Age-Related Changes in Bone Marrow Metabolism

Positron emission imaging allows assessment of bone marrow metabolism using 18F-fluorodeoxyglucose positron emission tomography (FDG-PET) imaging. Combining volumetric data from magnetic resonance imaging and quantitative metabolic information from positron emission tomography (PET) has been used to calculate the relative metabolic activity of red and yellow marrow in the L1, L3, and L5 vertebral bodies [62]. The mean volume of the lumbar vertebral bodies in five middle aged subjects (age 55 ± 6 years) was 15.6 ± 1.4 cm3 of which about 50% was red marrow and 50% fatty marrow. The mean SUV (standardized uptake value) max of fatty marrow and hematopoietic marrow was 0.38 ± 0.1 and 2.6 ± 0.6, respectively. In other words, the metabolic activity of red marrow was deemed to be about 7 times that of fatty marrow [62]. In a related PET imaging study, bone marrow metabolic activity (also as judged by SUV max) tended to decrease with advancing years more in the proximal femora and humeri (correlation coefficient −0.60 to −0.67, P < 0.01) than the axial skeletal (sternal manubrium, 12th thoracic, 5th lumbar vertebra, and iliac crests) correlation coefficient −0.28 to −0.48, P < 0.05) with advancing age [63].

Conclusion

There exists in the bone marrow pluripotent stem cells with the ability to differentiate along hematopoietic or adipocytic/osteoblastic cell lines. Marrow fat increases throughout life. As marrow fat increases, there is a reciprocal decrease in red marrow content, bone mass, bone perfusion, and marrow diffusivity. There is a dramatic increase in marrow fat in females around the time of menopause, as bone mass decreases. Marrow composition also changes thoughout life with a decrease in the amount of unsaturated marrow fats. Marrow fat content inversely reflects the red marrow content of bone. The more metabolically active red marrow drives bone blood flow which is critical to bone healing.

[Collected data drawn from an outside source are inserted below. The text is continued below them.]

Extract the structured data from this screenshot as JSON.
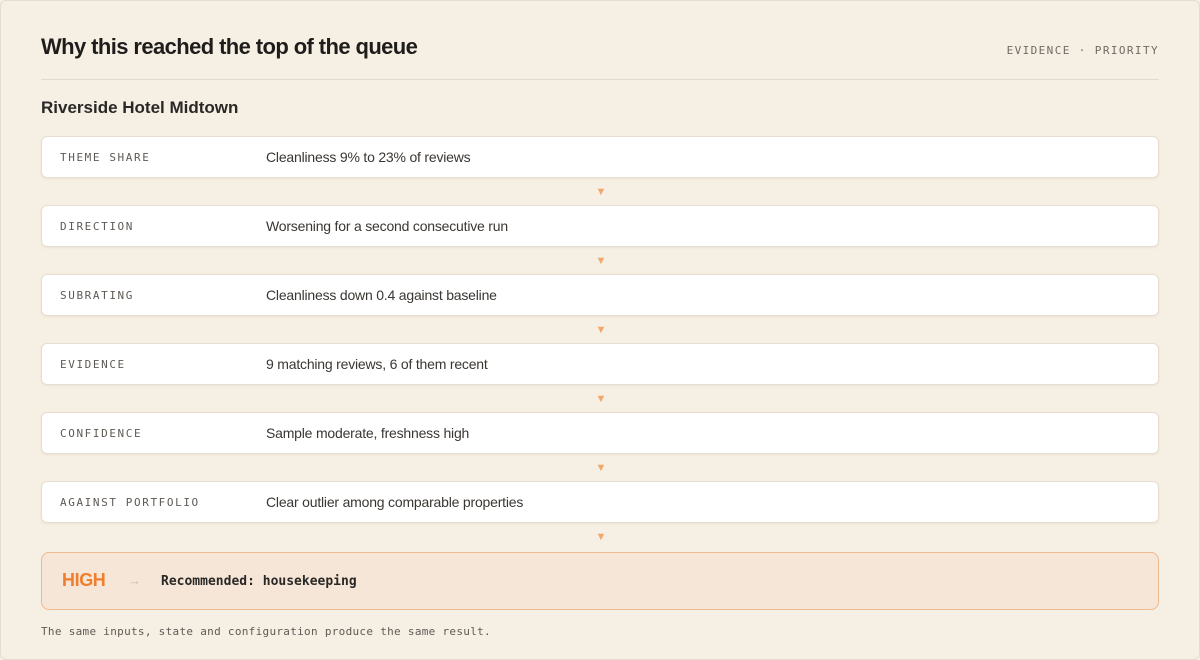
{
  "header": {
    "title": "Why this reached the top of the queue",
    "tag": "EVIDENCE · PRIORITY"
  },
  "property_name": "Riverside Hotel Midtown",
  "rows": [
    {
      "label": "THEME SHARE",
      "value": "Cleanliness 9% to 23% of reviews"
    },
    {
      "label": "DIRECTION",
      "value": "Worsening for a second consecutive run"
    },
    {
      "label": "SUBRATING",
      "value": "Cleanliness down 0.4 against baseline"
    },
    {
      "label": "EVIDENCE",
      "value": "9 matching reviews, 6 of them recent"
    },
    {
      "label": "CONFIDENCE",
      "value": "Sample moderate, freshness high"
    },
    {
      "label": "AGAINST PORTFOLIO",
      "value": "Clear outlier among comparable properties"
    }
  ],
  "connector_glyph": "▼",
  "result": {
    "priority": "HIGH",
    "arrow_glyph": "→",
    "recommendation": "Recommended: housekeeping"
  },
  "footnote": "The same inputs, state and configuration produce the same result.",
  "colors": {
    "accent": "#ef7f2e",
    "connector": "#f2a76b",
    "background": "#f6efe3",
    "result_background": "#f6e6d7"
  }
}
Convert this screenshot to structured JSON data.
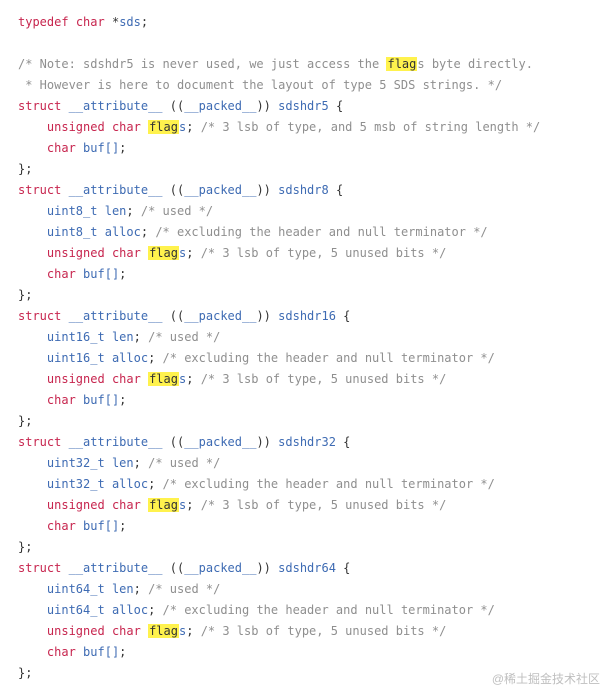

It is clear that the hard component of bone cannot be studied in isolation. One clearly needs to encompass a more encompassing paradigm encompassing the closely intertwined bony and marrow elements to more fully understand bone physiology and pathology. MRI is an exceptional imaging modality for determining age- and other related changes in marrow content and composition.